BE&K, Inc.
- Industry: Engineering and construction
- Founded: 1972
- Defunct: 2008
- Fate: Acquired by KBR
- Products: Engineering, Procurement, and Construction (EPC)

= BE&K =

BE&K, Inc., was a global engineering and construction company based in Birmingham, Alabama, United States.

== History ==
BE&K, Inc. was founded in 1972 and named after its founders: Peter Bolvig, William Edmonds, and Ted Kennedy. BE&K was acquired by KBR, Inc. in 2008.

==Operations==
BE&K, Inc. operated in commercial and industrial sectors, including healthcare, telecommunications and education markets. BE&K, Inc. had a presence across the United States and in Europe through its subsidiaries. Its subsidiaries and affiliates included Allstates Technical Services, Inc.; Enprima; MEI Consultants, Inc.; NorthStar Communications Group, Inc.; QBEK; Rintekno Group; BE&K's Saginaw Warehouse; SW&B Construction Corporation; and Terranext, LLC.

In 1989, BE&K acquired FN Thompson Company, a Charlotte, North Carolina–based commercial construction firm.
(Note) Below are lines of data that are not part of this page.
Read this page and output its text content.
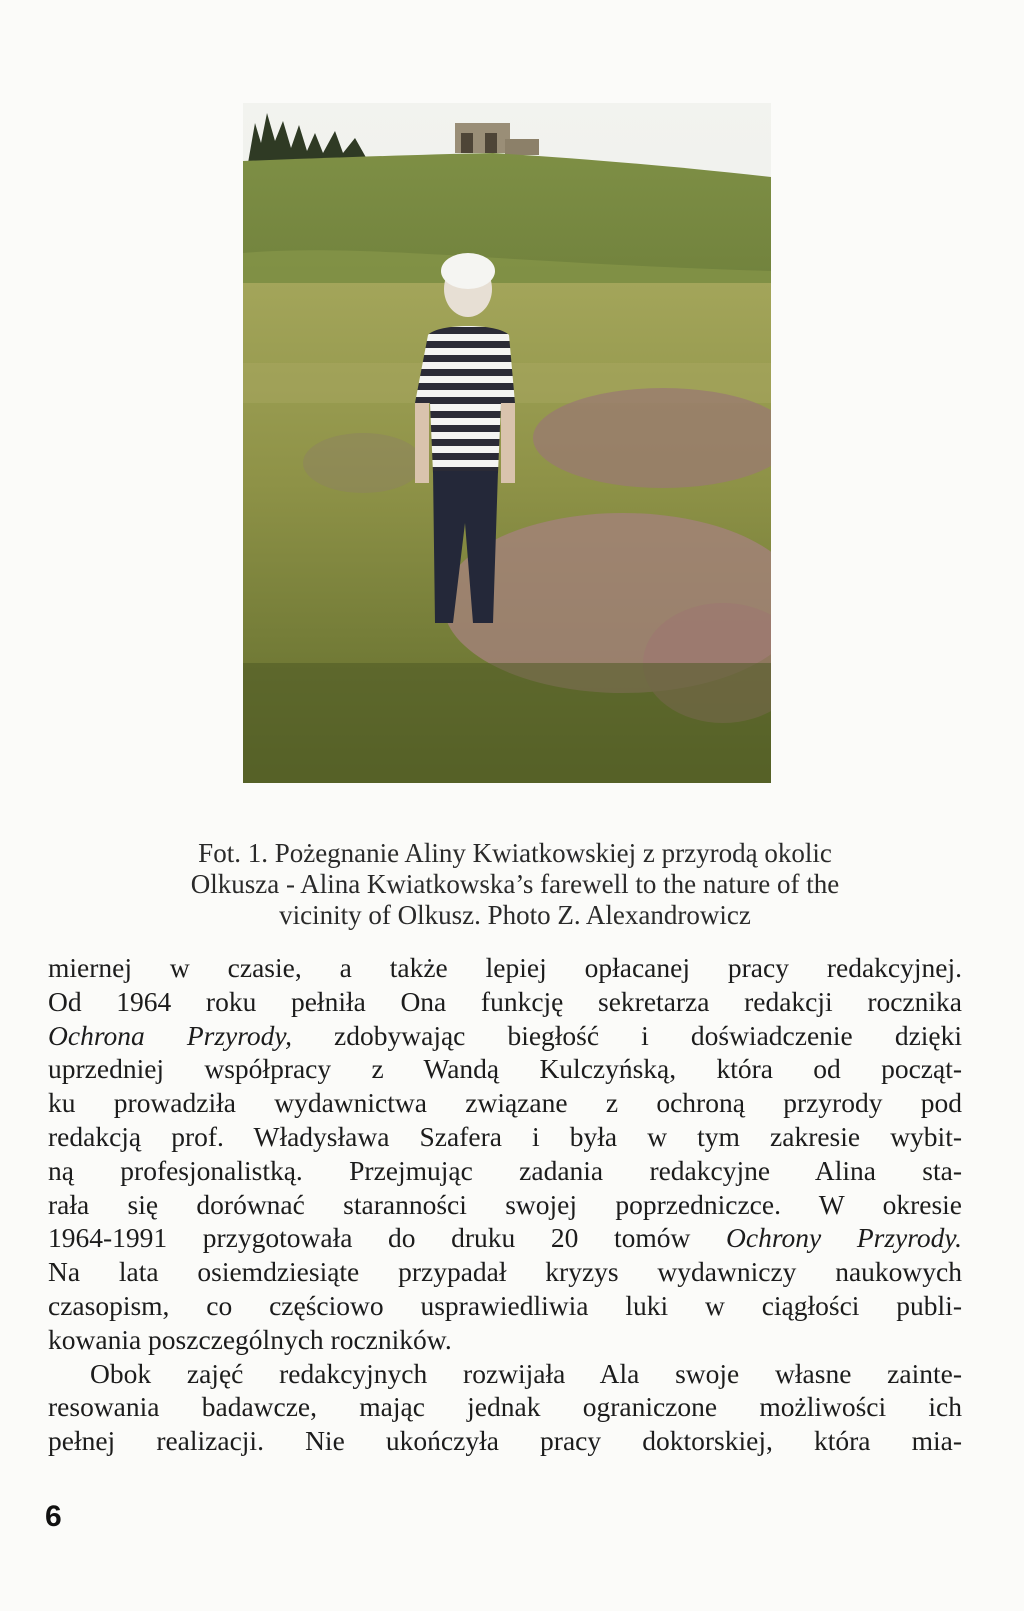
Fot. 1. Pożegnanie Aliny Kwiatkowskiej z przyrodą okolic
Olkusza - Alina Kwiatkowska’s farewell to the nature of the
vicinity of Olkusz. Photo Z. Alexandrowicz
miernej w czasie, a także lepiej opłacanej pracy redakcyjnej.
Od 1964 roku pełniła Ona funkcję sekretarza redakcji rocznika
Ochrona Przyrody, zdobywając biegłość i doświadczenie dzięki
uprzedniej współpracy z Wandą Kulczyńską, która od począt-
ku prowadziła wydawnictwa związane z ochroną przyrody pod
redakcją prof. Władysława Szafera i była w tym zakresie wybit-
ną profesjonalistką. Przejmując zadania redakcyjne Alina sta-
rała się dorównać staranności swojej poprzedniczce. W okresie
1964-1991 przygotowała do druku 20 tomów Ochrony Przyrody.
Na lata osiemdziesiąte przypadał kryzys wydawniczy naukowych
czasopism, co częściowo usprawiedliwia luki w ciągłości publi-
kowania poszczególnych roczników.
Obok zajęć redakcyjnych rozwijała Ala swoje własne zainte-
resowania badawcze, mając jednak ograniczone możliwości ich
pełnej realizacji. Nie ukończyła pracy doktorskiej, która mia-
6
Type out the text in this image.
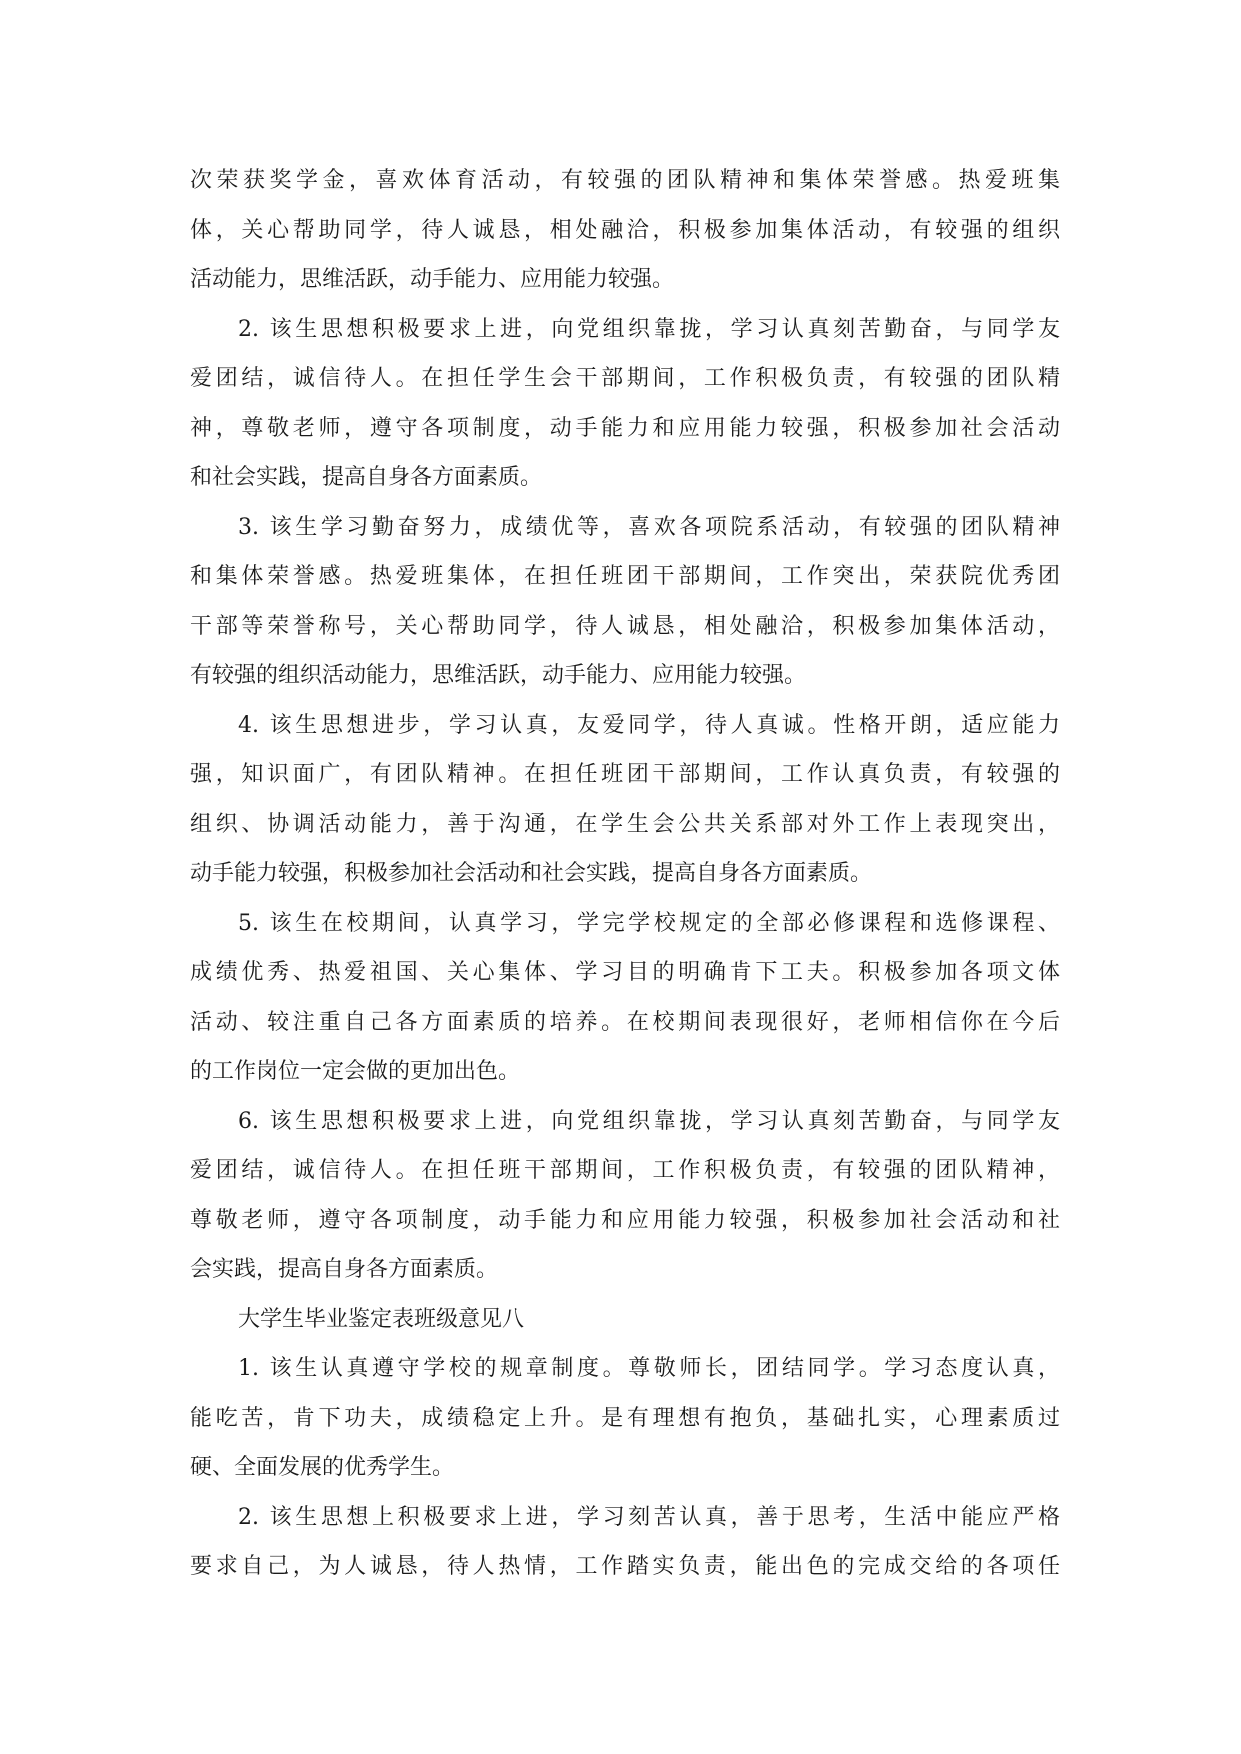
次荣获奖学金，喜欢体育活动，有较强的团队精神和集体荣誉感。热爱班集
体，关心帮助同学，待人诚恳，相处融洽，积极参加集体活动，有较强的组织
活动能力，思维活跃，动手能力、应用能力较强。
2. 该生思想积极要求上进，向党组织靠拢，学习认真刻苦勤奋，与同学友
爱团结，诚信待人。在担任学生会干部期间，工作积极负责，有较强的团队精
神，尊敬老师，遵守各项制度，动手能力和应用能力较强，积极参加社会活动
和社会实践，提高自身各方面素质。
3. 该生学习勤奋努力，成绩优等，喜欢各项院系活动，有较强的团队精神
和集体荣誉感。热爱班集体，在担任班团干部期间，工作突出，荣获院优秀团
干部等荣誉称号，关心帮助同学，待人诚恳，相处融洽，积极参加集体活动，
有较强的组织活动能力，思维活跃，动手能力、应用能力较强。
4. 该生思想进步，学习认真，友爱同学，待人真诚。性格开朗，适应能力
强，知识面广，有团队精神。在担任班团干部期间，工作认真负责，有较强的
组织、协调活动能力，善于沟通，在学生会公共关系部对外工作上表现突出，
动手能力较强，积极参加社会活动和社会实践，提高自身各方面素质。
5. 该生在校期间，认真学习，学完学校规定的全部必修课程和选修课程、
成绩优秀、热爱祖国、关心集体、学习目的明确肯下工夫。积极参加各项文体
活动、较注重自己各方面素质的培养。在校期间表现很好，老师相信你在今后
的工作岗位一定会做的更加出色。
6. 该生思想积极要求上进，向党组织靠拢，学习认真刻苦勤奋，与同学友
爱团结，诚信待人。在担任班干部期间，工作积极负责，有较强的团队精神，
尊敬老师，遵守各项制度，动手能力和应用能力较强，积极参加社会活动和社
会实践，提高自身各方面素质。
大学生毕业鉴定表班级意见八
1. 该生认真遵守学校的规章制度。尊敬师长，团结同学。学习态度认真，
能吃苦，肯下功夫，成绩稳定上升。是有理想有抱负，基础扎实，心理素质过
硬、全面发展的优秀学生。
2. 该生思想上积极要求上进，学习刻苦认真，善于思考，生活中能应严格
要求自己，为人诚恳，待人热情，工作踏实负责，能出色的完成交给的各项任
Seven years later, in 1996, BE&K acquired Suitt Construction Company, based in Greenville, South Carolina. In 2004, FN Thompson and Suitt Construction were merged into a separate subsidiary, BE&K Building Group, LLC, under the BE&K brand.

In 2007, BE&K was ranked 47th in the Engineering News-Record (ENR) Top 500 Design Firms list, as well as appearing in several other rankings by ENR.

==Acquisition==
On May 7, 2008, BE&K, Inc. announced that it would be acquired by the Houston, Texas–based construction firm KBR, Inc. for $550 million.

In 2015, KBR sold the BE&K Building Group LLC subsidiary and the BE&K brand, including all associated trademarks and domains, to Pernix Group, Inc. The BE&K brand is now wholly owned by Pernix Group and solely used by BE&K Building Group, LLC. The remainder of BE&K's business and associated subsidiaries have either been fully absorbed by KBR or divested to other purchasers with all operations in Birmingham, Alabama discontinued.